CHRIST IN WINTER: Reflections on Faith & Life for the Years of Winter—LENTEN JUSTICE M, 2-26-24]
I resent Lent and its emphasis upon the spiritual disciplines, because it makes undisciplined people like me feel bad. I’m good for prayer and Bible reading and meditation and such maybe one day out of forty, certainly not forty days in one stretch. So I justify my lack of discipline by portraying Lent as individualistic navel-gazing that neglects Jesus’ emphasis upon Christian fellowship and caring for the less fortunate.
I rant, [usually where others can’t hear, because I’m a preacher, and we are supposed to be the wagon masters of the Lenten journey, so I don’t want to be the cause of somebody else “forgetting” to be disciplined]: “If the purpose of Lent is to get ready for the resurrection, how are you going to face the resurrected Christ when all you’ve done is look at yourself for forty days, as in a glass darkly?” [I’m very proud of myself when I can justify my narrow-mindedness with a well-crafted sentence.]
Even alms giving, the one thing about Lenten disciplines which involves other people, is an individual act, isn’t it? Well, not really.
Alms giving in the Bible is not just about giving to the poor, feeding the hungry. It is about restoring justice. The Hebrew word for alms is sadaqa, which means justice or righteousness. Giving to the poor helps establish the right social order—justice.
The problem with alms giving is that it can easily go awry when it is face-to-face. Personally, I prefer to send a check to UMCOR than to give something personally to a needy person. I don’t want to see the smiles on the faces of the poor when they reach out for some pittance that I have gotten through an unjust economic and political system, one that favors tall straight white men.
When Helen and I directed Rankin Community Center in Dallas, while I was a Perkins School of Theology student at SMU, we had a volunteer who insisted on being in on any aid distribution to our people. “I just love to see their faces when I give them something,” he exulted.
It was all about him, and his feelings. Poor people were just objects to feed his ego.
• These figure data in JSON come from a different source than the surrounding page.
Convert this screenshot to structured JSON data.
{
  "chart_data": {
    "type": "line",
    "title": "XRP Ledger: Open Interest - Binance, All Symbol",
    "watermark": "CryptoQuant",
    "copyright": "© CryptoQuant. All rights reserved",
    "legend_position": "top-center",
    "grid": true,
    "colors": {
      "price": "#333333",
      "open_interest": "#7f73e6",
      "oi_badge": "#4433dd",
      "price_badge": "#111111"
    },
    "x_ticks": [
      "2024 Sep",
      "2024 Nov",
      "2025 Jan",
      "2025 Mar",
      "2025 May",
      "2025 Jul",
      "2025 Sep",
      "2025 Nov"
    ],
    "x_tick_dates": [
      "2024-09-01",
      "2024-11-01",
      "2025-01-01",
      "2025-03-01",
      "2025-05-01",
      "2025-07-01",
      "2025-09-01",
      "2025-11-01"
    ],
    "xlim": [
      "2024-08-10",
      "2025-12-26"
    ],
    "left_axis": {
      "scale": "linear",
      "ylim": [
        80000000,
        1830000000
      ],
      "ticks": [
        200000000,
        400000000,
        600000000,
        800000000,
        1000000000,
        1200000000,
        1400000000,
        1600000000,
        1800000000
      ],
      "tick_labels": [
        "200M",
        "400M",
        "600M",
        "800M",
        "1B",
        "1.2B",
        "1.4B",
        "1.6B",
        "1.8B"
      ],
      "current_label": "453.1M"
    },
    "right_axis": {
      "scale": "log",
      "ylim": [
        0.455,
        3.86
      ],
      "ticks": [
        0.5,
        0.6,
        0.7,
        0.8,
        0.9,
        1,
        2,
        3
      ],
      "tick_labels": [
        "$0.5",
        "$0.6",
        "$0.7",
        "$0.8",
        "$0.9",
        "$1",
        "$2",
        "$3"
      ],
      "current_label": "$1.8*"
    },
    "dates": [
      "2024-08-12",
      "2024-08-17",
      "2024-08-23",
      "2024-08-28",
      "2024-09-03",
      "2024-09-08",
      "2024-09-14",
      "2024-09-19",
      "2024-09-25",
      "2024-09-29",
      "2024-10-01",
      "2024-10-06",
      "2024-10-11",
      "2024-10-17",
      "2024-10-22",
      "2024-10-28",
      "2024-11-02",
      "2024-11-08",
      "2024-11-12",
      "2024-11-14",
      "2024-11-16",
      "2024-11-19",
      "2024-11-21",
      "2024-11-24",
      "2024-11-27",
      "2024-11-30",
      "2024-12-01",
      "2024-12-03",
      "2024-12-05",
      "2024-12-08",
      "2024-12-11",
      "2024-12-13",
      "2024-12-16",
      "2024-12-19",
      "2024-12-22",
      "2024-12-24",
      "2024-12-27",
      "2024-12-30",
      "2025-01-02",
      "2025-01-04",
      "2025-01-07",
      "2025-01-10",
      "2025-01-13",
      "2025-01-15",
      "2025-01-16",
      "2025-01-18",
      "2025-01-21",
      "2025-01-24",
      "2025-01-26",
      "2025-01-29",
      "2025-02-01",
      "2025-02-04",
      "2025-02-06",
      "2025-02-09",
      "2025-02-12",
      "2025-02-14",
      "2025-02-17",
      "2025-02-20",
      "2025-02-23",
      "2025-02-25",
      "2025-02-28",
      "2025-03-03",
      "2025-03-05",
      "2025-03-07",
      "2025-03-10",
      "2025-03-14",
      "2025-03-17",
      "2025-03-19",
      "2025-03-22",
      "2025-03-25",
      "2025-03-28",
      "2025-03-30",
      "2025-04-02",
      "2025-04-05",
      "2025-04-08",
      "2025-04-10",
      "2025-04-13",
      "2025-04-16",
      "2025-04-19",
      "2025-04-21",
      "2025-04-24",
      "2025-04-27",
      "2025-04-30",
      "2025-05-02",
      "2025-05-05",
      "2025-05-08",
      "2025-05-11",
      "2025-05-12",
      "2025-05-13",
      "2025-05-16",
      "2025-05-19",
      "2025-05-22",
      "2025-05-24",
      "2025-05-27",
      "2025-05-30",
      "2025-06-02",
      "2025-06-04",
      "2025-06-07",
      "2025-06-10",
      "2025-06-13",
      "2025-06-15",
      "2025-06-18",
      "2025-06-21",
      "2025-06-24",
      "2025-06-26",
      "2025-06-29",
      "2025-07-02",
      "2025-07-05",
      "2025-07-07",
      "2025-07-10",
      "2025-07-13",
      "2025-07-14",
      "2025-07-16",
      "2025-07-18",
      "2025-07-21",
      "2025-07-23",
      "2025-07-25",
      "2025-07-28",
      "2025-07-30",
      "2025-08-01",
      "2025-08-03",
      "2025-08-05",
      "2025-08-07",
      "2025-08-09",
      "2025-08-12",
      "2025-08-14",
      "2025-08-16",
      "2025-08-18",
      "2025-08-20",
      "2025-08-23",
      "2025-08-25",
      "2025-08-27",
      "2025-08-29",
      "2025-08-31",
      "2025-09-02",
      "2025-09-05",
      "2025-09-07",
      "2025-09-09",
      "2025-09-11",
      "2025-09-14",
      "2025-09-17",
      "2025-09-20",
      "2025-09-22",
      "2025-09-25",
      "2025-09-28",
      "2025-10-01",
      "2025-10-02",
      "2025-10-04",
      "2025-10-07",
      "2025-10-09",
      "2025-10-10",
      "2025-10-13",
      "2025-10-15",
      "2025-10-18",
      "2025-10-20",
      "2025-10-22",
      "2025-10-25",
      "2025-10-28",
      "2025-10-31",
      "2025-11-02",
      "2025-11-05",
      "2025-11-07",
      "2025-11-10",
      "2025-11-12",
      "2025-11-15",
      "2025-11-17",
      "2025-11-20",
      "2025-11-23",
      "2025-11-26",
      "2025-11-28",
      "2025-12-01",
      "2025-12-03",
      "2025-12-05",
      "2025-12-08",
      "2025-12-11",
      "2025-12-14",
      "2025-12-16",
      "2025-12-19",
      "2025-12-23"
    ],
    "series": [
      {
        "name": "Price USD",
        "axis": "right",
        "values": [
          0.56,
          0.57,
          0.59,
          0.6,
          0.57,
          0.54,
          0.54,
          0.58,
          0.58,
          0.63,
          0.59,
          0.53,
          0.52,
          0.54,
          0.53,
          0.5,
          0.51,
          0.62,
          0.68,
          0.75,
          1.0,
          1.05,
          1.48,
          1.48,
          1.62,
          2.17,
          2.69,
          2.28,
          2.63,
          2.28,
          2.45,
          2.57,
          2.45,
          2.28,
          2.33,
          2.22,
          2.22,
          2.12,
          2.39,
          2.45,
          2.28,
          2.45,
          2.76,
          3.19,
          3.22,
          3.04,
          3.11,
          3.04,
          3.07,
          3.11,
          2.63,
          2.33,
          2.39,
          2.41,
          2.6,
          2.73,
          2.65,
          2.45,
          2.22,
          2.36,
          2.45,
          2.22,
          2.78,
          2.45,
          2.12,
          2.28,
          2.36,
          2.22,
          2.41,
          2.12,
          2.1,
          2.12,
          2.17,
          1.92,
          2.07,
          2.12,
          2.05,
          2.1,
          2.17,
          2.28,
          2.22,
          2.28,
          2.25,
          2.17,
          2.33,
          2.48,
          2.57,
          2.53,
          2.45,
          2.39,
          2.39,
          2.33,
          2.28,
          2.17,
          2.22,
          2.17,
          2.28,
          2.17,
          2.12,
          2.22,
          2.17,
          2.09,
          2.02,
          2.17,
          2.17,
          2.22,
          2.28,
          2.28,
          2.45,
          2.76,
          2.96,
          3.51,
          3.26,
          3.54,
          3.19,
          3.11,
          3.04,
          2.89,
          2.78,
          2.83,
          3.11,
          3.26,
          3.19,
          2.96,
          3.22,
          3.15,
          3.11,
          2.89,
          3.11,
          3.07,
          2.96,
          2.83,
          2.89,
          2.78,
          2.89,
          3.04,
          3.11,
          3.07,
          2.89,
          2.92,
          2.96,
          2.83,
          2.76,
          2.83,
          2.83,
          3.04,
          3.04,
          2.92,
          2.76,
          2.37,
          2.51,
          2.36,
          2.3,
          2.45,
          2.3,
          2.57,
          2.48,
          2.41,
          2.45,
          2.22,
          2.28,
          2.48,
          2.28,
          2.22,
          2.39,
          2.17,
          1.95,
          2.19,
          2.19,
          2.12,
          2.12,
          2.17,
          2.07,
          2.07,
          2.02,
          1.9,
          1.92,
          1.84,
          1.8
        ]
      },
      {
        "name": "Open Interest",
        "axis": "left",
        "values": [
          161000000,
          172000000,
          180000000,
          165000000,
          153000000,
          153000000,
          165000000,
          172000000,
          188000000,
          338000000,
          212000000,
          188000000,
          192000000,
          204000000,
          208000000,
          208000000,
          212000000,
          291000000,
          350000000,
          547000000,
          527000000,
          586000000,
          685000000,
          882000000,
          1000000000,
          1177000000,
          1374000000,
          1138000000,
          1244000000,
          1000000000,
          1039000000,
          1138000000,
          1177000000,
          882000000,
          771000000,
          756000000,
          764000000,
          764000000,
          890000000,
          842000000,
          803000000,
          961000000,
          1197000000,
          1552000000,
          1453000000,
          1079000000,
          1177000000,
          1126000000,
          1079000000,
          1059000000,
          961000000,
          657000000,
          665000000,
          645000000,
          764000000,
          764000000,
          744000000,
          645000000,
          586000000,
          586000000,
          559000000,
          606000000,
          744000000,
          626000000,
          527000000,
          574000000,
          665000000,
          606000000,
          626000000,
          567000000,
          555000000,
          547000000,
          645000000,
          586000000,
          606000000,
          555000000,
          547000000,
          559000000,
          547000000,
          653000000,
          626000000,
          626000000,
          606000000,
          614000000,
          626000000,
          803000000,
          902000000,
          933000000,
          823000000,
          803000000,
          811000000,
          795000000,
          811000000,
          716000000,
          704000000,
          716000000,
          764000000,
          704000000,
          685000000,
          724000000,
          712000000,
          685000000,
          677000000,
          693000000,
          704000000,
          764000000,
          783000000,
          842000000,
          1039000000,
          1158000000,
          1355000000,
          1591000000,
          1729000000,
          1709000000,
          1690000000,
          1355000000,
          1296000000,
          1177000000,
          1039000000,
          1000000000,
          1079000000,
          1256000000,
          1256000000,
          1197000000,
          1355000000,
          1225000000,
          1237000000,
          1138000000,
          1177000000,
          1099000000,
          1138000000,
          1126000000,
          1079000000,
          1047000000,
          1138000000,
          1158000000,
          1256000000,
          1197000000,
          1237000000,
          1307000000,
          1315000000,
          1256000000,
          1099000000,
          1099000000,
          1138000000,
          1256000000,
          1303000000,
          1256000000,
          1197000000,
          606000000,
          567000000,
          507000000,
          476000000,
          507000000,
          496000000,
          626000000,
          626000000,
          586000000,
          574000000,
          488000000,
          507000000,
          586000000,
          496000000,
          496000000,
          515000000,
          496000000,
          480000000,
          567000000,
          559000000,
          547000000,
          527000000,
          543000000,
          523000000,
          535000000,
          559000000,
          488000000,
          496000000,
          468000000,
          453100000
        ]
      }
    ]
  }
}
They didn’t remind him how fortunate he was; they reminded him how superior he was.
Recently some friends were shocked to learn that I like peanut butter and cheese sandwiches. Velveeta, even. They had never heard of such a thing. But those sandwiches are a natural result, I think, of growing up on welfare.
In addition to $80 per month cash [about $900 in current dollars], from time to time we were given excess farm commodities, that stuff the government buys from farmers to prop up the agricultural economy. There were huge long blocks of very dry Wisconsin cheese, and huge glass jars of very runny Alabama peanut butter. We could moisten the cheese with the peanut butter juice. It restored sandwich justice.
As a welfare kid, I received handouts from time to time. I could tell when a person was trying to restore justice to me, and when they were just doing it for the kick they could get out of it. Government peanut butter and cheese were good things. No government officials came around to watch me eat those sandwiches, so that they could get their kicks by looking at my smeary smile.
The oft-pilloried “welfare” restores justice. Personal handouts are often humiliating, reminders that we should be grateful to people who are our “betters” rather than fellow-citizens.
Does that mean we shouldn’t volunteer at the soup kitchen or the homeless shelter? Of course not. I have done a lot of that through the years, and would still were I physically able. But I must remember that justice is not about me. As we give our alms, let us remember that we are not just helping the less fortunate; we are restoring justice. We are getting ready for the resurrection of the Christ who says, “In that you do it to the least of these, my brothers and sisters, you do it to me.” [Mt. 25:31-46.]